“Kindness begins with the understanding that we all struggle.” – Charles Glassman.
Help is supposed to be a good thing…Right? Sometimes, though, it doesn’t feel so good. Sometimes we try to help others by trying to present a solution to their problem without knowing that we may be making their problem worse. Additionally, sometimes we unknowingly force our own personal beliefs and values onto others, or we might not notice that we are being passive-aggressive in the way that we are attempting to offer help.
When this happens after loss it can sometimes leave both sides wondering, “What just happened?” Sometimes it occurs right after a loved one has passed, and sometimes it happens long after the funeral has ended and the person grieving is still trying to adjust to the effects of their loss, but when it happens it is always something that the person grieving almost usually never forgets.
I understand. I understand completely. When someone dies it is hard to find the right words to say. We’re always concerned about whether we are saying the right thing to the person who had to say goodbye to someone that they knew. Someone that they cared for and in many cases loved.
We all know of some of the standard ways to address those who are grieving. Ways that we have become accustomed to. I know because I have used some of those words myself, but that was before I could even begin fathom what it was like to lose someone whose absence meant that my entire life would change and never be the same. It was long before I knew what it was like to lose a child. Long before I experienced losing someone who wasn’t supposed to leave this earth before me, (or anyone else in my immediate family for that matter.)
To anyone wanting to offer condolences to the grieved, please understand that person’s loss may not be the first loss that they have had to endure. They may have lost many people in their lifetime, and as a result, they may not feel that this particular loss was a part of God’s plan, or that “it was for the best.”

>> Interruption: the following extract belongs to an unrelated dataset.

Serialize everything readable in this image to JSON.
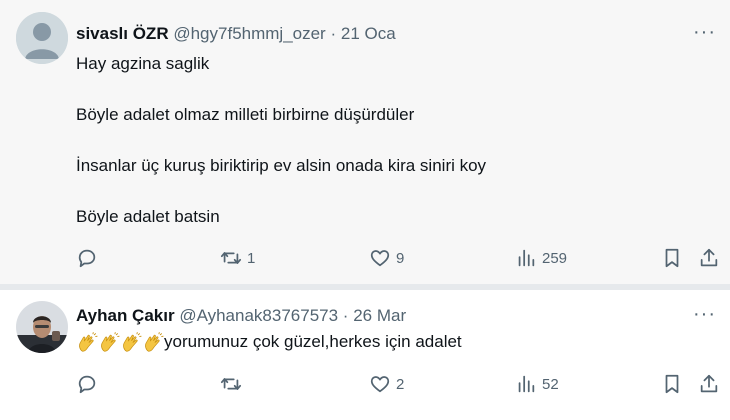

Maybe it was a part of God’s plan and maybe they are in a better place, but the chances that someone who just lost someone is going to agree that what happened was for the best is very slim. This is especially true for parents who have lost a child. Losing a child is considered to be one of the hardest forms of grief to overcome. It’s exhausting.
So, a little word of advice from a grieving mom. The next time that you a presented with the chance to extend your condolences to someone, remember that person has just gone through what might be the most horrible time in their life and your thoughtfulness and could make a world of difference.
One of the best condolences that I received was “I am sorry for your loss. Please let me know if there is anything that I can do to help.” This let me know that the person felt bad about what happened, but it also let me know that they understood that I was going through a tough time and that they would be there for me if I needed anything.
If you are unsure of what to way, simply say exactly that, say that you’re unsure of what to say. Say that you are sorry and that you don’t know what to say because that will be better than saying nothing at all; and if you want to be a bit more expressive just try not to say anything that may be offensive. Sometimes its best to keep it simple and straight to the point, but being considerate of someone’s loss and their needs usually never fails.